On 2021/12/01 02:05, Alexander wrote:
> On 2021/11/30 8:14, Stuart Henderson wrote:
> > On 2021-11-29, Amit Kulkarni <amit.obsd@gmail.com> wrote:
> > > On Sun, Nov 28, 2021 at 5:17 PM Alexander <xan.abo@posteo.org> wrote:
> > >> Just to gauge what to expect from this and whether I did this wrong:
> > >> After configuring /etc/sysclean.ignore I get 3382 files of which 3274
> > >> are in /usr/X11R6/lib/X11/fonts/. Are numbers this large to be expected?
> > >
> > > 3382 files is too large.
> >
> > That seems about right for the removed font variants to me. You can't
> > judge by the number of files, only the filenames.
> >
> > *If* you don't compile your own software from outside ports/packages, the
> > files under /usr listed in sysclean's default output (no -a flag) is good.

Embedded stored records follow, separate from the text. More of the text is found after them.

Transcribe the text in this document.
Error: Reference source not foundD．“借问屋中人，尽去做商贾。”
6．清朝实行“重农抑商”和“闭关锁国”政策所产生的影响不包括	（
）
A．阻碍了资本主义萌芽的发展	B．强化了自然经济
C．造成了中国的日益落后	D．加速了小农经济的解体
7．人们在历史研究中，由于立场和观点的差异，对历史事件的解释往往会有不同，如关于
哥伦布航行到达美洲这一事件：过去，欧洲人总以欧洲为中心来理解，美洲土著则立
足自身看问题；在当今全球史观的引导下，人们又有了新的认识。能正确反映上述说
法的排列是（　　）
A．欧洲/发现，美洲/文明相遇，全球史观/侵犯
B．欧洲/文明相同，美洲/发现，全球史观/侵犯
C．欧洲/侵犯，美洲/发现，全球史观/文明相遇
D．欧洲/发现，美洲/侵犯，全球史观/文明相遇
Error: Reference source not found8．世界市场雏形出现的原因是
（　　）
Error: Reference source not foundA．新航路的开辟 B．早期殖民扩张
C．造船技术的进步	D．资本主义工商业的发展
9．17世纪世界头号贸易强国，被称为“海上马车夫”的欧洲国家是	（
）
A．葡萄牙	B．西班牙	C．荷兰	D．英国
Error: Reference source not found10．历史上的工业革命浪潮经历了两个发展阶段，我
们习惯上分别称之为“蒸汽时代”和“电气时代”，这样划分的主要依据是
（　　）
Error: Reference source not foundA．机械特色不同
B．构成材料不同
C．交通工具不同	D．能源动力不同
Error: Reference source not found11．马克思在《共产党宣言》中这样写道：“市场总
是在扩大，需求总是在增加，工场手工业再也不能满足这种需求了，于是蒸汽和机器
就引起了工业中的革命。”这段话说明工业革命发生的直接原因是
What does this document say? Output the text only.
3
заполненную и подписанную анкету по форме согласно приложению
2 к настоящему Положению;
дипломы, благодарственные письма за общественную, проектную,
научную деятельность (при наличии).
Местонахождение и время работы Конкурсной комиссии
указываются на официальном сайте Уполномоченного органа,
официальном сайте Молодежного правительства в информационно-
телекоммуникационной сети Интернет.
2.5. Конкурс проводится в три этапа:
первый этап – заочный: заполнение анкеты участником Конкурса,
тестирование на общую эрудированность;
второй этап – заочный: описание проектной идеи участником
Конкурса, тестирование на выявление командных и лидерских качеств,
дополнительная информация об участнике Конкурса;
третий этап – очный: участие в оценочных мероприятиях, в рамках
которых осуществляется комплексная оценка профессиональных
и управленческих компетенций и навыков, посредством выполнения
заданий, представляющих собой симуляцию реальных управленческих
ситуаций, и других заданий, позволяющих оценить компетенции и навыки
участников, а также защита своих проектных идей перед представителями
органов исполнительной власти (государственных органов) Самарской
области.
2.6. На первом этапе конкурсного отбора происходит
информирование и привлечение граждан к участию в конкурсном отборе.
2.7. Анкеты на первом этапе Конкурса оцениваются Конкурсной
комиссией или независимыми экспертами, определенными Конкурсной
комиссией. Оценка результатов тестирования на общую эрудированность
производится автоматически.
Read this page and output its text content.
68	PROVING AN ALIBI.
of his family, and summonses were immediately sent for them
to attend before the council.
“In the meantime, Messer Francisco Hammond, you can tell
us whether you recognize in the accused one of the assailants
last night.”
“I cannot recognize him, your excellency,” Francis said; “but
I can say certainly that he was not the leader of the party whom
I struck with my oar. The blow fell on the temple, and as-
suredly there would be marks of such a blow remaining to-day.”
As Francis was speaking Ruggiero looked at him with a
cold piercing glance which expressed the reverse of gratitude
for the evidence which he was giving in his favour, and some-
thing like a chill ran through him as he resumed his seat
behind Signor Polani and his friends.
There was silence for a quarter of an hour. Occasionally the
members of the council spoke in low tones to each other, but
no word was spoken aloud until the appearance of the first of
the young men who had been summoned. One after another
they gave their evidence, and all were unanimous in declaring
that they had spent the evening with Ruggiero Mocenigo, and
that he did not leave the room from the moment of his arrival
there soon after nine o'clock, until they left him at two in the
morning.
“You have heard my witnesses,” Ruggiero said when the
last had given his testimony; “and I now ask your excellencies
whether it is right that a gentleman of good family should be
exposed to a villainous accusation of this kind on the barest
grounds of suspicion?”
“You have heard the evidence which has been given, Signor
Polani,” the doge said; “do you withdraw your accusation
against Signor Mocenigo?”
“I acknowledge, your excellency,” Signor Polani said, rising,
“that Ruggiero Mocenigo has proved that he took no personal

> > I do review manually before rm'ing but I have *never* had it suggesT
> > removing something under /usr that is required. Files outside /usr
> > need more care.
> >
> This is probably a stupid question but how do you review them manually?
> I have a couple files that are manpages, that's easy. signify-keys, too.
> There is some sgi stuff, also easy, retirement is known.
> Same goes for switchd-related things.
> But what about the rest? Assuming you don't just know everything about
> those files already, do you find(1)/grep(1) through the source tree and
> commit messages or is there a different way?
I just scan through the filenames quickly and see if I think they're likely
to cause a problem. I'm doing that anyway for the files outside of /usr
and I read source-changes so I know what to expect.